The success rates are high, the procedure time is short, and they significantly reduce bleeding. They constitute the conservative and definitive first-line surgical treatment in the control of postpartum and transcaesarean hemorrhage. It is worth mentioning that the Hyman suture was the one performed in postpartum and transcendental patients due to its ease. Undoubtedly, the reduction in surgical time not only reduces intraoperative bleeding, if not, it also reduces the anesthetic risk, risk of uterine infection, risk of discarding different tissues, supplies and associated costs in the hospital stay, without a doubt the application of these techniques, should be considered by obstetric schools in the training of the specialty of Gynecology and Obstetrics, since each time we will find ourselves more frequently faced with the challenge of controlling an obstetric hemorrhage, in less time, with insufficient personnel, supplies and comorbidities.

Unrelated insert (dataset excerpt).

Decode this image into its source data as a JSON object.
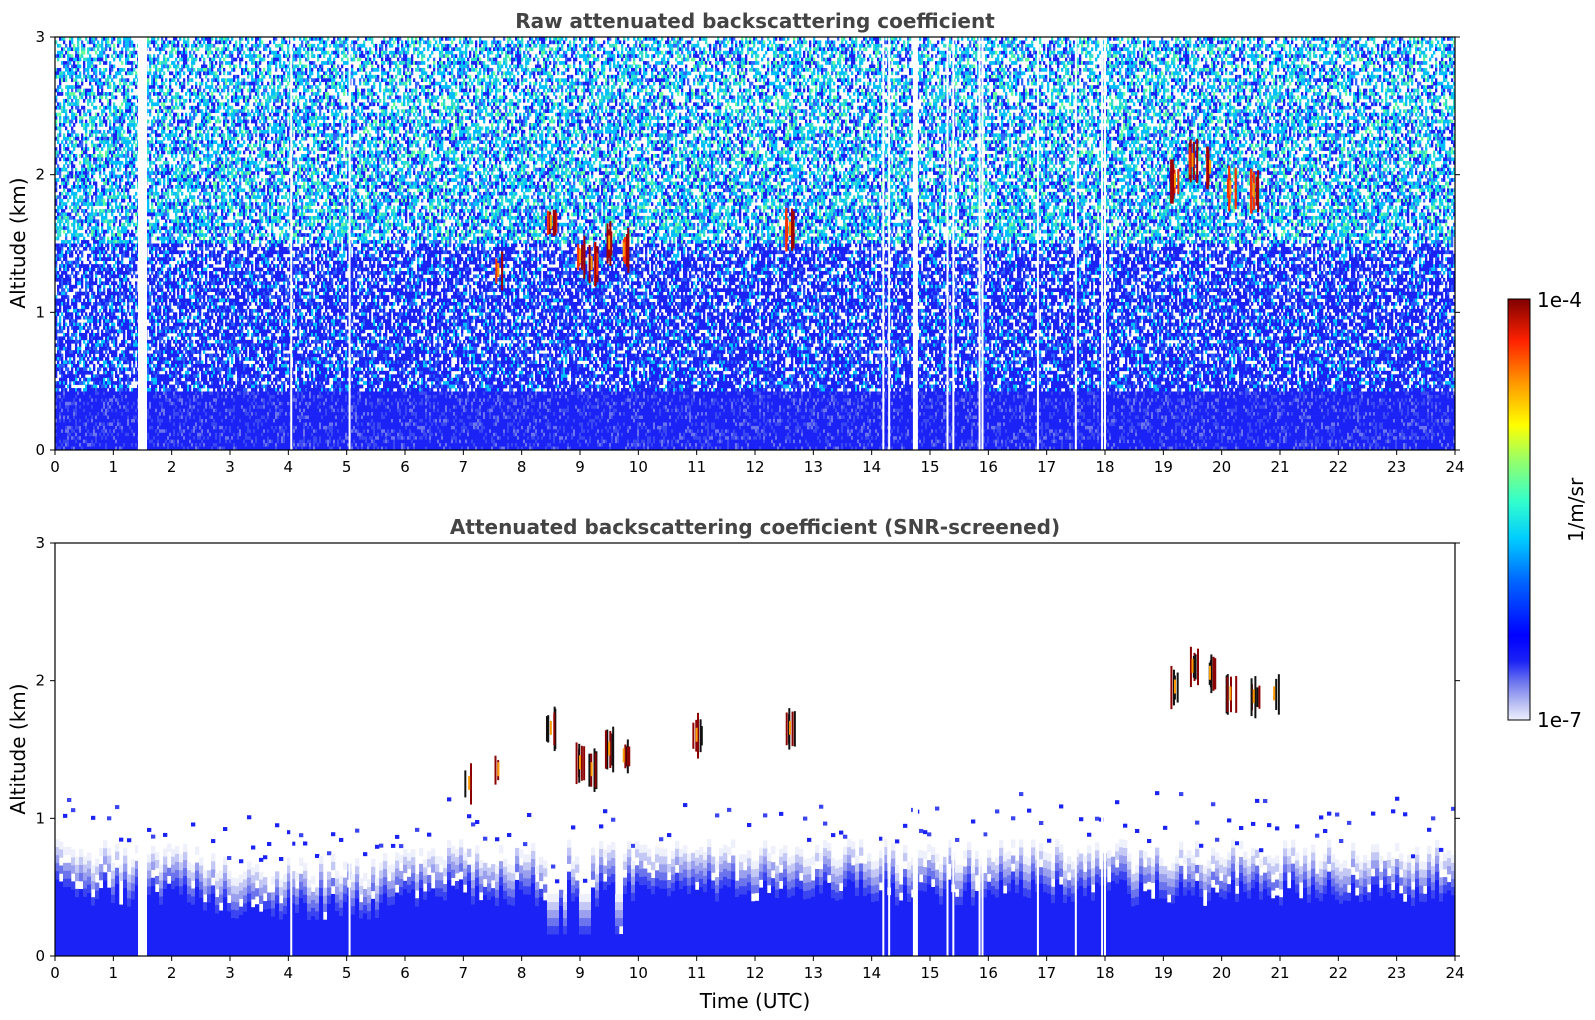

The sequence described in the algorithm is the one carried out by the author of this case study, without being committed to a single surgical technique, it is important to understand that each patient must be individualized with the type of approach, the sutures to be used, the amount of risk involved. The suture as well as the support of the salpinge together with the uterine plexus, that is, there is no universal technique for all patients, which must be considered in each case. Finally, we understand that up to 80% of obstetric hemorrhage can be prevented, if we face it, the use of absorbable sutures, synthetic monofilament in patients with diagnosis or risk of chorioamnioitis, in this way we will reduce the risk of complications, is necessary, to show more patients within this casuistry, in order to expand the universe of study, and carry it out in a comparative way, therefore, a second part of this article will be presented, taking into account variables such as post-tequiav fertility.

Acknowledgments

None.

Funding

None.

Conflicts of interest

The authors declare that they have no conflict of interest.